A door groaned open behind us, and footsteps echoed across the concrete—two sets.
“Remember what I told you,” I whispered, continuing to work at the weakened weld while keeping my voice too low to carry.
“Which part?”
“All of it. Especially the part about following you to the ends of the earth.”
Aldrich appeared around the corner of stacked pallets. Ember followed. She was far more composed than when she’d walked out. Every trace of her earlier vulnerability was erased.
“It shouldn’t be long now,” she said, looking at her watch as she moved to a position where she could observe both the service entrance and the loading dock, creating overlapping fields of observation.
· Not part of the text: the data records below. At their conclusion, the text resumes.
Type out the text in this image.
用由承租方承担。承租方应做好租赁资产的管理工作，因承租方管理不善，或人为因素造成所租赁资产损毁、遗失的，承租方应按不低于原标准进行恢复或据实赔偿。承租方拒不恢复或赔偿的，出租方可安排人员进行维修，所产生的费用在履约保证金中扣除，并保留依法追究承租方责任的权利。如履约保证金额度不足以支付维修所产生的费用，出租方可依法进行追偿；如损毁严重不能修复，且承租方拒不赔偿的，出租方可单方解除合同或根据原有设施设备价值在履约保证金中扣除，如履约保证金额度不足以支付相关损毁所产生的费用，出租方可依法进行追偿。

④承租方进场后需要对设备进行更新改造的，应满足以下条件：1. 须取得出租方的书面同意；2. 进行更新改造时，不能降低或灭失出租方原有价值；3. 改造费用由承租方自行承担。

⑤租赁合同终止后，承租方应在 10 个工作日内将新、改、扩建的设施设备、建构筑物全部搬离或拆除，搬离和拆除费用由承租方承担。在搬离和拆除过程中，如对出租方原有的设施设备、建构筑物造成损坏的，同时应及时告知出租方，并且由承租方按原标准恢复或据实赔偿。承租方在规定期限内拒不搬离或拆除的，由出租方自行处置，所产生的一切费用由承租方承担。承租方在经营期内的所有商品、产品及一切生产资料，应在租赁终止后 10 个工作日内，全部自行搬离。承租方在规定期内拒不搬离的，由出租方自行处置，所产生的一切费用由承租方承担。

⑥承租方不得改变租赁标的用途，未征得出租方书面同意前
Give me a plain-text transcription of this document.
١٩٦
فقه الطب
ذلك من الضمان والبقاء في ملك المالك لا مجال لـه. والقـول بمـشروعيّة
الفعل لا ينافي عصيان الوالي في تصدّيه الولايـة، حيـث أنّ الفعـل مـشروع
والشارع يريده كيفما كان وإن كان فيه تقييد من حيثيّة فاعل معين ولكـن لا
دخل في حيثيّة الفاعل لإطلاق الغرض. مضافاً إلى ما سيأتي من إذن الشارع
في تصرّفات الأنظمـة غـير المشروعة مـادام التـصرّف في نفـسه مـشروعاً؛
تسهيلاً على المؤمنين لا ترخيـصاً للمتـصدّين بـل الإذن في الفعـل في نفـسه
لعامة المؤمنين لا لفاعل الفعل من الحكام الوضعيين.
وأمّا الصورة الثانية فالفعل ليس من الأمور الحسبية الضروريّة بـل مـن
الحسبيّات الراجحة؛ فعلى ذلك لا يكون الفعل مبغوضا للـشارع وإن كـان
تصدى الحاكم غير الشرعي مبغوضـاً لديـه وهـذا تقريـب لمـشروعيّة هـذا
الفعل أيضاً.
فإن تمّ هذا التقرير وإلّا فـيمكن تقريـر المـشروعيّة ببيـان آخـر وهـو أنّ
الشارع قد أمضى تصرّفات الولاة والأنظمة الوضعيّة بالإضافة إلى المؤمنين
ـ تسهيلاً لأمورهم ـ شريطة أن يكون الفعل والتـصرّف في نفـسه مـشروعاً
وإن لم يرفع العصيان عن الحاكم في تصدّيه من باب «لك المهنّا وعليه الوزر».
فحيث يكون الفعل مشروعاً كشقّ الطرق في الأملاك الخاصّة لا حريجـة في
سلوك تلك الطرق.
Ember took the opposite angle, and I realized they were setting up crossfire positions that would give them control over all possible approaches.
Seconds later, the other three men entered from the opposite side of the space.
“What exactly are you planning to finish when Mercury arrives?” I heard the shift in Amaryllis’ tone that meant she was probing for information.
Aldrich’s smile was winter-cold, but there was regret beneath it. “A mission that should have ended years ago. One that’s cost lives it never should have.” Her quiet words carried an inevitability, an acceptance.
As the roll-up door at the loading dock that looked as though it hadn’t been used in years creaked open, I held my breath, waiting to see who would be the first to walk in.